If you double both concentrations of the reactants in an SN2 reaction, does that mean that the reaction rate will increase by 4? (Yes, which proves that it is a second order reaction (22=4). - GS).

Would a hydrogen be most readily substituted with a Br from a carbon that has the least number of H (according to Zaitsev’s rule)? (Yes, but not because of Zaiysev’s rule. That will be free-radical bromination. - GS).

What kind of effect does an Sn2 reaction have on the product? (If this reaction occurs at a chiral center, its configuration flips. - GS).

Is a glycol still considered an alcohol? (Yes. - GS).

Are fischer projections strictly for chiral carbons/centers? (No. They are for looking across any chemical bond in an eclipsed conformation from behind. - GS).

Different compounds can be expressed in terms of optically pure compounds as (+) or (-), could you explain how we are supposed to differentiate between when its (+) or negative? Is it simply in regards to the rotation it expresses so it has a negative then it would be because it is the enantiomer of the optical compound? (If a compound has positive rotation, its enantiomer will be for sure negative, and vice versa. You cannot determine an absolute value or sign of rotation just by the structure. An experiment is needed. - GS).

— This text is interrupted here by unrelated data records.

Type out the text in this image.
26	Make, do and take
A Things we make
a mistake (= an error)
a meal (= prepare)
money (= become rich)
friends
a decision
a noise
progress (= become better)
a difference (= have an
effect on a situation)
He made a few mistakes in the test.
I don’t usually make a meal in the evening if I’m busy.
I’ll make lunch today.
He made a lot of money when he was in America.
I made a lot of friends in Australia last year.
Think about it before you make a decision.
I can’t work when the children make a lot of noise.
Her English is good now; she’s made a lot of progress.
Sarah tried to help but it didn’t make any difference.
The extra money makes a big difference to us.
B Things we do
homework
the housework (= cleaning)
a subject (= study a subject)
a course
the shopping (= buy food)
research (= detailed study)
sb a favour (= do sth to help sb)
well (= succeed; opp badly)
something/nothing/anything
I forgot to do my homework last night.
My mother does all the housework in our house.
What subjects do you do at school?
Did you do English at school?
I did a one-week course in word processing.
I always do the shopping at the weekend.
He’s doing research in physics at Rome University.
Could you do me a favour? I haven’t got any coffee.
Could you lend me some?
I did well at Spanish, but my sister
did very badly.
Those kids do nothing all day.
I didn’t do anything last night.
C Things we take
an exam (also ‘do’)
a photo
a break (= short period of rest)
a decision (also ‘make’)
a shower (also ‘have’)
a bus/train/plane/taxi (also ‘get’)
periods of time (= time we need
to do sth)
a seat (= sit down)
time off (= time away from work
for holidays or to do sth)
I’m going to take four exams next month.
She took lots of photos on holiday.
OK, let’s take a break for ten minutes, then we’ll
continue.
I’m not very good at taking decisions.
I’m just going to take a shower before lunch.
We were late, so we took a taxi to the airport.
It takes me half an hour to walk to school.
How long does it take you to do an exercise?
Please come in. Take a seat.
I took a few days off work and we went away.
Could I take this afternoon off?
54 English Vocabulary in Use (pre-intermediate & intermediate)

^^Sorry this may be naive, but what do we gain by knowing if its (+) and (-)? (It is part of a compound’s identity and purity, like its melting point. - GS).

^So you could use it as another way to identify a compound? (Yes, and evaluate its purity, which also embraces monitoring chemical reactions of that compound. Mutarotation is a great example. - GS).

Newman projections are only for alkanes, right? (No. They are for looking along any chemical bond. - GS).

how does a racemate relate to a meso compound? I am confused where this would fit into their nice flowchart that they have given to us in the text. (Racemate is a mixture, meso-compound is one compound. Components of a racemic mixture are enantiomers. - GS).

I am not fully understanding the idea of the meso compounds. I read the book and have an idea, but I was wondering if you could go over that again in class in better detail? thanks! (Meso-compounds are achiral compounds with chiral centers. - GS).

I dont understand how a molecule can be a mirror image but not be congruent? IS there any way you could draw an example of this, if it is even possible? Thanks (Your hands or feet are excellent examples of such objects. - GS).

Is an asymmetric carbon and a chiral carbon the same thing? (Yes. - GS).

^^or an asymmetric carbon and a chiral center? (No. Not only carbons can be chiral centers. - GS).

Why does a book describe a hand as being chiral? I get why its an enantiomer but why chiral? (Because it is different from its mirror image. - GS).

If a 2 compounds are congruent does that make them identical? (Yes. That is another word for this. - GS).

How do you determine how many chiral centers there are??? (Pick atoms with 4 different substituents, and count them. - GS).

why is the sigma bond in a double bond sp^2-sp^2, and the triple bond sp-sp? (Because in the first case, geometry at carbon is trigonal planar, and in the second case - linear. - GS).